Cuba has for decades maintained a rigid political system where it declares every individual and group that doesn’t want to submit to its system is as suspect as any undesirable, and is thus considered an “internal threat.”

Two years ago, the government deemed thousands of its citizenry to be internal threats. Dissident Yoani Sanchez (also a journalist and author) was arrested, and for a month spent enduring beatings.

Over a six-year period, from 1998 to 2011, hundreds of activists were detained every year, and many were put in prison for a significant portion of their lives.

Raul Castro at the National Congress of the Communist Party on May 17, 2017. Credit: EPA/Aduro Rodrigues Rojas

The catalyst for this nationwide demonstration is recent events. In December 2017, Cuba’s president, Raul Castro, announced plans to ease restrictions on travel for Cubans. Many were hopeful that a cultural and social landscape changing fast would usher in a culture that embraced freedom of expression.

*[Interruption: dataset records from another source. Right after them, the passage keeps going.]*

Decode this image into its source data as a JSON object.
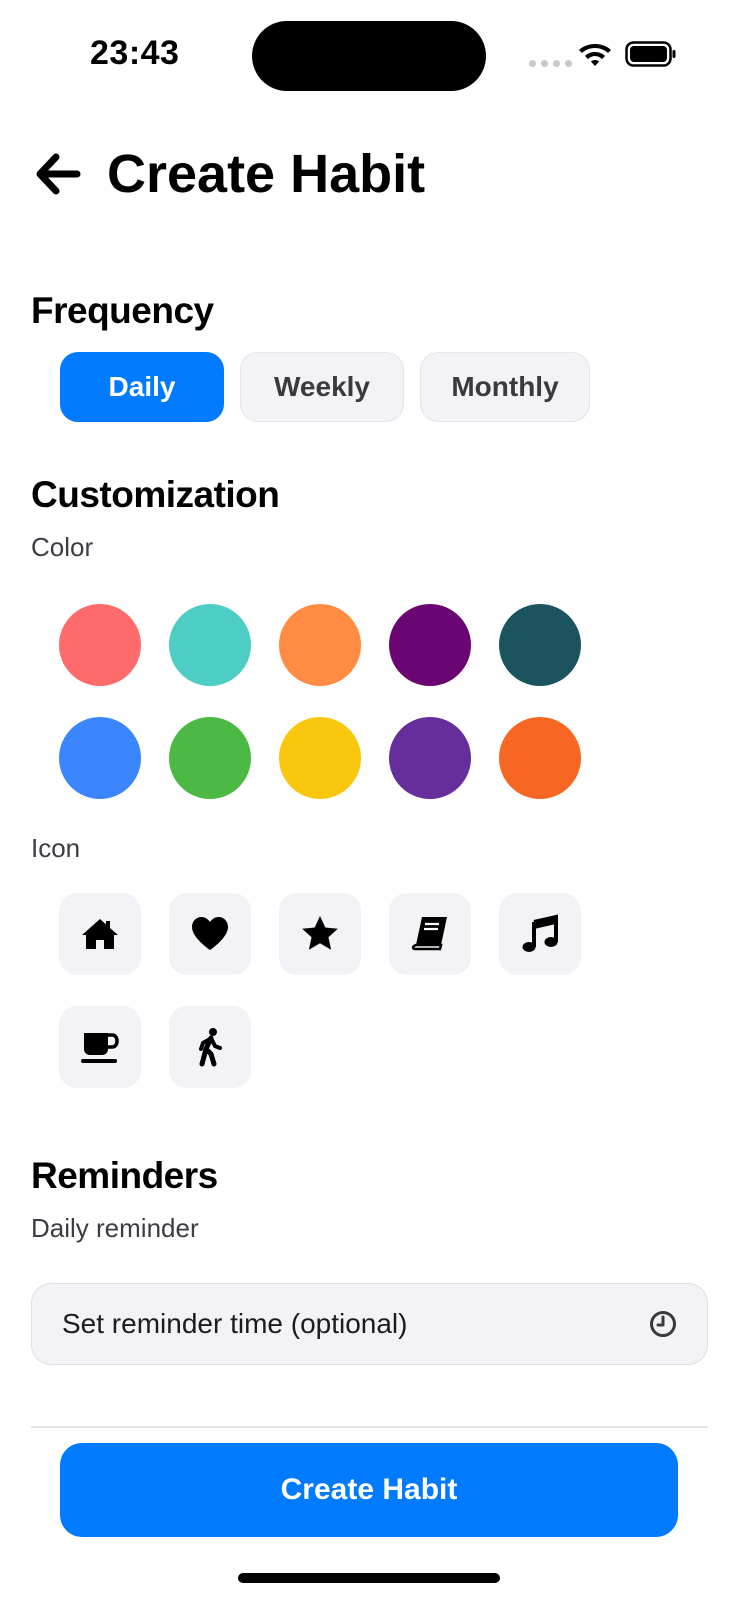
{
  "status": {
    "time": "23:43"
  },
  "header": {
    "title": "Create Habit",
    "back_icon": "arrow-left-icon"
  },
  "frequency": {
    "title": "Frequency",
    "options": [
      "Daily",
      "Weekly",
      "Monthly"
    ],
    "selected": "Daily",
    "accent": "#007aff"
  },
  "customization": {
    "title": "Customization",
    "color_label": "Color",
    "colors": [
      "#ff6b6b",
      "#4ecdc4",
      "#ff8c42",
      "#6a0572",
      "#1b535e",
      "#3b86ff",
      "#4cb944",
      "#f9c80e",
      "#662e9b",
      "#f86624"
    ],
    "icon_label": "Icon",
    "icons": [
      "home-icon",
      "heart-icon",
      "star-icon",
      "book-icon",
      "music-icon",
      "coffee-icon",
      "walking-icon"
    ]
  },
  "reminders": {
    "title": "Reminders",
    "label": "Daily reminder",
    "placeholder": "Set reminder time (optional)",
    "icon": "clock-icon"
  },
  "footer": {
    "create_label": "Create Habit"
  }
}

In February, anti-Castro graffiti appeared at 11 sites in Havana, punctuating the proposal. This prompted Julio Armando Suarez to shoot a video for AFP about an idea for a “citizen of the people.” In a genre you would expect to see in the White House, Suarez riffs, “It is not easy to see people of the people that are upset (with the government),” noting that the argument for freedom of expression will never win out, because it seeks “to destroy the institutions.”

Thousands of Cubans from across the country protested the government on Thursday. Credit: AFP/Getty Images

In the video, Suarez adds, “The government wants to silence you all,” and protests against propaganda propagated through television news shows, newspapers and other outlets.

“It is very painful to see this kind of thing occur here,” a participant in the protests said. “But we have no other option. Here is this world with people that is the same and very similar to that of the United States.”

Thousands of people have taken to social media since the announcement to express their various views. A group of vocal Cuban expats has even joined in with others worldwide to protest the security and oppression inside the country.

Periodically, individual citizens write articles recounting their experiences in Cuba and urge other to do the same. One of the most recent posts has been about the Cuban government’s renewed control over one of its staple substances, sugar.